Chandrayaan – 2: India successfully launches second moon mission

Image Source: ISRO

In a massive leap for the world in terms of lunar studies, Chandrayaan – 2, the brainchild of the Indian Space Research Organization (ISRO), took flight successfully on 22 July 2019 from the Satish Dhawan Space Centre in Sriharikota. Chadrayaan is a combination of two Hindi words – ‘chandra’, meaning moon, and ‘yaan’, meaning vehicle.

The mission was launched into orbit by Geosynchronous Satellite Launch Vehicle Mark III or GSLV Mark-III, the heaviest and most powerful rocket built by ISRO. It is scheduled to make a landing on the moon on 7th September to explore the south polar region of the moon, a region that has not been explored by any nation in the world before.

Chairman of ISRO K. Sivan applauded the efforts of all the members associated the project. Indian President Ramnath Kovind and Prime Minister Narendra Modi also congratulated the team on the stupendous feat.

The launch was also hailed by global media including NASA.

The Chandrayaan – 2 mission will study the topography of the moon by means of its lander ‘Vikram,’ named after the Dr Vikram Sarabhai, the father of the Indian Space Program. The name of the rover that will be placed on the moon is ‘Pragyaan,’ which will study the moon’s surface for a duration of 1 lunar day, equal to 14 Earth days.
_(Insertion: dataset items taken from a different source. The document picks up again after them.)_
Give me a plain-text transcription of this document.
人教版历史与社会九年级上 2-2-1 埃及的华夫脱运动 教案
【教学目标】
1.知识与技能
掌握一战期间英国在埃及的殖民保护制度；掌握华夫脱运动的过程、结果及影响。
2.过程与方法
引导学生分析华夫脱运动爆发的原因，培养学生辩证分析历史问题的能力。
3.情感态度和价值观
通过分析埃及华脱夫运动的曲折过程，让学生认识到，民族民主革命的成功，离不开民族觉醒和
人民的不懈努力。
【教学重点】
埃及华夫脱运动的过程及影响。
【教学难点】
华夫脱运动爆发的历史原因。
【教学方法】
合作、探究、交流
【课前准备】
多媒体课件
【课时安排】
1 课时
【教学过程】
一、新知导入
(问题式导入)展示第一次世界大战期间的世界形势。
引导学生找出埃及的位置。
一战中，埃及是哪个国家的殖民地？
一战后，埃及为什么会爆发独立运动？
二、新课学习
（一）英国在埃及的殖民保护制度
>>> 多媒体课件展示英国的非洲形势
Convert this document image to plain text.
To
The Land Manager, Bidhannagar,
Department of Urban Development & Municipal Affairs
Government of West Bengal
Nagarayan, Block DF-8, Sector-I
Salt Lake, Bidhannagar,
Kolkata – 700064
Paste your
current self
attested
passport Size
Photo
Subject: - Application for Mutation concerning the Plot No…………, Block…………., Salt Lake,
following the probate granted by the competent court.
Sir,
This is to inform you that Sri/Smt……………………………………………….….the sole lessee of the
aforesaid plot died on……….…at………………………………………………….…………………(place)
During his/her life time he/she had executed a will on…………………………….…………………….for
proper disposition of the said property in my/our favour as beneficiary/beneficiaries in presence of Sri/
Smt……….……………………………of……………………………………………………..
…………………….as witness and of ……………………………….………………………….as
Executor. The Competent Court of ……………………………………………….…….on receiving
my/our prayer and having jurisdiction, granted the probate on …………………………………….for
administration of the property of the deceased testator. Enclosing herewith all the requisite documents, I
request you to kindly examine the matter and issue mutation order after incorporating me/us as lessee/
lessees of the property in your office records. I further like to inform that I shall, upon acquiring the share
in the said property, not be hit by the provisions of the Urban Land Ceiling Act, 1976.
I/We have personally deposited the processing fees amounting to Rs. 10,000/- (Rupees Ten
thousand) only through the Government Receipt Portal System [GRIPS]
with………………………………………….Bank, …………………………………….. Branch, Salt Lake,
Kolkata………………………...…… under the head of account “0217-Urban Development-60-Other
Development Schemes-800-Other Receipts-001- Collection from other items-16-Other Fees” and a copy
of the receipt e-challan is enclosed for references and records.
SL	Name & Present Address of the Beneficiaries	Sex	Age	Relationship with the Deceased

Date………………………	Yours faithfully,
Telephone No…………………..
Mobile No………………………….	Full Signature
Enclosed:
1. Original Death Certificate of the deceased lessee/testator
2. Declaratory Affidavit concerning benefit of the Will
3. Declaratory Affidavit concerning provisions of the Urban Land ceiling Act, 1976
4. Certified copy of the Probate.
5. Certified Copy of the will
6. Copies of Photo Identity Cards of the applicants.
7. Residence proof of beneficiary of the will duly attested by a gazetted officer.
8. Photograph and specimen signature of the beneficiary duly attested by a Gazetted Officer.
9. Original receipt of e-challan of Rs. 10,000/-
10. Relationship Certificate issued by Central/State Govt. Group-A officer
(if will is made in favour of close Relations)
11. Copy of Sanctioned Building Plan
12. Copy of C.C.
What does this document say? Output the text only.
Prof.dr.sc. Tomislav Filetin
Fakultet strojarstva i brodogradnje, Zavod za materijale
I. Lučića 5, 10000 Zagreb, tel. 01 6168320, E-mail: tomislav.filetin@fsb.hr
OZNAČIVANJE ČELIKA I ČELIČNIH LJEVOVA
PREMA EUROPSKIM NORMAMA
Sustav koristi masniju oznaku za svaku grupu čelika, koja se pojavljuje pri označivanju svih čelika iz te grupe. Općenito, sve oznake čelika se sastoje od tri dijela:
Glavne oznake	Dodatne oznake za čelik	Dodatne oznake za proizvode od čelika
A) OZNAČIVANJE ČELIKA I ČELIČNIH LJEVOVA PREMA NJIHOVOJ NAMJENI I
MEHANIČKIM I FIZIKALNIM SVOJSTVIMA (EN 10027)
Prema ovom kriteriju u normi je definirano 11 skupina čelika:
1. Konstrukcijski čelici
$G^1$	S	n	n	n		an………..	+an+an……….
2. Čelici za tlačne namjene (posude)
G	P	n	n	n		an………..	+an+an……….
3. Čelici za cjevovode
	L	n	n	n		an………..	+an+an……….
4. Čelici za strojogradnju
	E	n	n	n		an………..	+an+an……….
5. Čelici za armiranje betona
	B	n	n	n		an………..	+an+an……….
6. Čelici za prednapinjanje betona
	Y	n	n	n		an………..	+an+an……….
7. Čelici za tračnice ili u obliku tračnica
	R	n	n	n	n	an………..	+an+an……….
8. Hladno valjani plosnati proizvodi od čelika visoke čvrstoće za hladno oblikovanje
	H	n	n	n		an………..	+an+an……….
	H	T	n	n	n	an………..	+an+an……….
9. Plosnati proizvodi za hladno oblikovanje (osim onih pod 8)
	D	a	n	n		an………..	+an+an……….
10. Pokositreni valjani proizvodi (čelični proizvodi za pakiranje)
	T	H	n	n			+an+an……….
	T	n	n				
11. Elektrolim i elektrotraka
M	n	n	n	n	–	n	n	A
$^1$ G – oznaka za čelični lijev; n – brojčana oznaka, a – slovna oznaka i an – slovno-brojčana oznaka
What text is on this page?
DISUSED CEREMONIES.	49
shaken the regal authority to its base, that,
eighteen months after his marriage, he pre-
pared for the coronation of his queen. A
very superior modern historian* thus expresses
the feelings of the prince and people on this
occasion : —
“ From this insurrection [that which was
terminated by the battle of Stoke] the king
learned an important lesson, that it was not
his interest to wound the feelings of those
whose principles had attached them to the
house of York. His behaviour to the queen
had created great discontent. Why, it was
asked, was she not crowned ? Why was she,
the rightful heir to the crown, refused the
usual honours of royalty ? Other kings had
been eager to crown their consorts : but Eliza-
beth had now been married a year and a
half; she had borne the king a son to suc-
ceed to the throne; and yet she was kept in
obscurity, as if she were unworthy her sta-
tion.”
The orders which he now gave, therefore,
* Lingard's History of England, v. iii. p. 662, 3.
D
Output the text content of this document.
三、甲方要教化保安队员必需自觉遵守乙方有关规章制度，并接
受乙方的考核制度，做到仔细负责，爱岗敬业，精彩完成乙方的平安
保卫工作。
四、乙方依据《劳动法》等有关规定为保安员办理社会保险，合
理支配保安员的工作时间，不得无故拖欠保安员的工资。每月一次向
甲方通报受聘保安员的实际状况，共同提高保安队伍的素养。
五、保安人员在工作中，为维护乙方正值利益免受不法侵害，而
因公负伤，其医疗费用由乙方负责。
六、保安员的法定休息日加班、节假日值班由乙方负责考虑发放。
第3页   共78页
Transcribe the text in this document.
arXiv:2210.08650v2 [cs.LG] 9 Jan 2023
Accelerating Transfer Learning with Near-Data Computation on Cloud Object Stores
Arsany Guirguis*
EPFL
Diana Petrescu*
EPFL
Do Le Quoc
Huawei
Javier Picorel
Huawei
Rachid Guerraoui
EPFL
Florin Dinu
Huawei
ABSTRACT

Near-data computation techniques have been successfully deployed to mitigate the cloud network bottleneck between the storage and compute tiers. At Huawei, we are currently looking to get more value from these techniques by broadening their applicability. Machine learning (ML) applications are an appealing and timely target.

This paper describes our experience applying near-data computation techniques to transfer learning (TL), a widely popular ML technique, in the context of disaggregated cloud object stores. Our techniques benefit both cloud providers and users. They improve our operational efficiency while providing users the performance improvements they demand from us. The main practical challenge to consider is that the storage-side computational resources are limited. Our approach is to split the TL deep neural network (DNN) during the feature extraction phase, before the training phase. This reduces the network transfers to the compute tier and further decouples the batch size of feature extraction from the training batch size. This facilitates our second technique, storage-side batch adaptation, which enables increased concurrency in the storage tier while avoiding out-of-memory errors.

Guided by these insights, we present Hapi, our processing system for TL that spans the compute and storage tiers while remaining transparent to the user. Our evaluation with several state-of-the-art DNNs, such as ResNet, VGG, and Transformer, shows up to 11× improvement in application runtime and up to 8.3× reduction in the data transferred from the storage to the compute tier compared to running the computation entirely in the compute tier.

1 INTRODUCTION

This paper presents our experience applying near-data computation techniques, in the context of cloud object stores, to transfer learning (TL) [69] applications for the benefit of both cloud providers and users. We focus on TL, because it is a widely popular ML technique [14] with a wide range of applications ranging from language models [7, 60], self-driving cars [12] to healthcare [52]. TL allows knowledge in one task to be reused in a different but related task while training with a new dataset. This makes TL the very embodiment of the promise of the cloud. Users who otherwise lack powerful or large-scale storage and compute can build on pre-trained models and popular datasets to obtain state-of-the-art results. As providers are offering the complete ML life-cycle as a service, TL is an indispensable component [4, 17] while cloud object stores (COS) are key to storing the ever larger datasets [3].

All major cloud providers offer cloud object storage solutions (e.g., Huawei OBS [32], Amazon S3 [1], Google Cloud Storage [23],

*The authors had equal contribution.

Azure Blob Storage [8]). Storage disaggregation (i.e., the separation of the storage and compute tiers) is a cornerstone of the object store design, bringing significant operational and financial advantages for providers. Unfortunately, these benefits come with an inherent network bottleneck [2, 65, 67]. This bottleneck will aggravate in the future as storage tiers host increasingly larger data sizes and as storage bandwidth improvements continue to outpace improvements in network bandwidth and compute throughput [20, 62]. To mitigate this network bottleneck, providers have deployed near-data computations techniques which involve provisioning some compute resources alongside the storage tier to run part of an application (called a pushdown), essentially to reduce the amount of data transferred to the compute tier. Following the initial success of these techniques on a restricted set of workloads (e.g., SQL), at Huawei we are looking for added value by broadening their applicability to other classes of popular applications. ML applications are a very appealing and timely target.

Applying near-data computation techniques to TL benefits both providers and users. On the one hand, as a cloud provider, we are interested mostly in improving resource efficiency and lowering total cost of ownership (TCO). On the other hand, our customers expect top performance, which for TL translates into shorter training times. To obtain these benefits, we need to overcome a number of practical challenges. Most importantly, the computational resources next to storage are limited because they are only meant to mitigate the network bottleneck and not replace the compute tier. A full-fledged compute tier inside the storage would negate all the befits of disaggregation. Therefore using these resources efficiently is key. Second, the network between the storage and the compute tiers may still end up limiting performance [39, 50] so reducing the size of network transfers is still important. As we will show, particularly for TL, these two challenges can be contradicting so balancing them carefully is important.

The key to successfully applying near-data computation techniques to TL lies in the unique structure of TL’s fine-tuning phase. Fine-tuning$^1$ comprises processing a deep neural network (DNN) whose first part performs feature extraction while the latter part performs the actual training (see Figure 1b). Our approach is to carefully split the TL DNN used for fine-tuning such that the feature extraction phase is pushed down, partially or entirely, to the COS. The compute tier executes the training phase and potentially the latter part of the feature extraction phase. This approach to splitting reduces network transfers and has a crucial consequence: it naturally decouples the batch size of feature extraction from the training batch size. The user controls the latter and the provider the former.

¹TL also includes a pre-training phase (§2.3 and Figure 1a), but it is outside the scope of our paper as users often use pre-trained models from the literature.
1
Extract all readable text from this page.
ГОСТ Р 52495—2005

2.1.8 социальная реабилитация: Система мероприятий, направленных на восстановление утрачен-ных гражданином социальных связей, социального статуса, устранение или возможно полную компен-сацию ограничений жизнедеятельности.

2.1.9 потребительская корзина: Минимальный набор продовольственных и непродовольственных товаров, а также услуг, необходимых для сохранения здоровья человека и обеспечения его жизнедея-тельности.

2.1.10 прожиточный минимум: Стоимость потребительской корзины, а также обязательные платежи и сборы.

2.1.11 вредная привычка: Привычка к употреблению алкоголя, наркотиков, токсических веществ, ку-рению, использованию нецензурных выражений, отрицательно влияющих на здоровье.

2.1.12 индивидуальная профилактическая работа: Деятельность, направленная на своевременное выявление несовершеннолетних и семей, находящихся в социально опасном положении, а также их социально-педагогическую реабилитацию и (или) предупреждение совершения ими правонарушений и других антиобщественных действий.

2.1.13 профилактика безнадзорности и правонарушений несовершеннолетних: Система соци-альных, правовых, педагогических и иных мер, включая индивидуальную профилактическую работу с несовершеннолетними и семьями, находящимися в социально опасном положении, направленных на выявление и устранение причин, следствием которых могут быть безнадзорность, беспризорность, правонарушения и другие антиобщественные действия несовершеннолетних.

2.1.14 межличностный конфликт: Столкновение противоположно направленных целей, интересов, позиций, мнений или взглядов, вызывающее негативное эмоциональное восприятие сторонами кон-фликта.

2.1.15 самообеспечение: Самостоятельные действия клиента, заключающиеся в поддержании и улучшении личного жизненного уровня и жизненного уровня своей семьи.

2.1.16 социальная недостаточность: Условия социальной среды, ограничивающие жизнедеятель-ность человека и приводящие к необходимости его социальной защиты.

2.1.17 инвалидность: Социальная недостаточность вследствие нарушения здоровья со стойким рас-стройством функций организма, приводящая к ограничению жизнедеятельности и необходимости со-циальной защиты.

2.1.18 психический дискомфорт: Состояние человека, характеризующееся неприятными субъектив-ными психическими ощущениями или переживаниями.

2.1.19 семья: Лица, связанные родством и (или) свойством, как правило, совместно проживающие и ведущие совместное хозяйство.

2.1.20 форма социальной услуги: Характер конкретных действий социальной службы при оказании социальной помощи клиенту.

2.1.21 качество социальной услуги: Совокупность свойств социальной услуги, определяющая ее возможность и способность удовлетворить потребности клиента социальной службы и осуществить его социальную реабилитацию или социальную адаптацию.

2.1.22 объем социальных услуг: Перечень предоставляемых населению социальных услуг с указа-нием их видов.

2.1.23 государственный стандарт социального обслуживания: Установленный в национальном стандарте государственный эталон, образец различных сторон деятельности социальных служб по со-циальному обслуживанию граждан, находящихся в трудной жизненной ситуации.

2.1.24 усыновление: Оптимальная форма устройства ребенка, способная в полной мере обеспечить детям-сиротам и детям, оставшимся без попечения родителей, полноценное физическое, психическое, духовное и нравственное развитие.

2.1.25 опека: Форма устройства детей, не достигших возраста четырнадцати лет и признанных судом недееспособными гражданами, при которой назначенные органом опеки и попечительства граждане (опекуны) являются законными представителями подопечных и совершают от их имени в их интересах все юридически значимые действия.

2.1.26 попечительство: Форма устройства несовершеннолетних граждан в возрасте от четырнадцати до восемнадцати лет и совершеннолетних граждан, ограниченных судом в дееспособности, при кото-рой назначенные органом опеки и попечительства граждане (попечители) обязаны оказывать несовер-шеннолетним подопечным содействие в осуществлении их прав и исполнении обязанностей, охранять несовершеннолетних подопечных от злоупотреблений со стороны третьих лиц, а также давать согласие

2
This home-grown mission of ISRO has been at a shoestring budget of $1.8 billion, causing it to be lauded across the world.

Once successful, India will become the fourth nation in the world to reach the surface of the moon after the United States of America, Russia, and China.

Scientific Objectives of Chandrayaan – 2

Chandrayaan – 2 will be India’s first space mission to conduct a soft landing on the moon’s surface. This is being launched more than a decade after India’s first mission to the moon – Chandrayaan – 1, which discovered traces of water on the moon.

Chandrayaan – 2 is a follow on mission to Chandrayaan – 1 and seeks to trace more information about the origin and evolution of the moon by studying its surface. According to the ISRO website, the south polar region of the moon also has craters that are cold traps, which contain fossilised records of the early Solar System.

Hence, this mission will help us gain more information about the origin and evolution of the moon and the Solar System.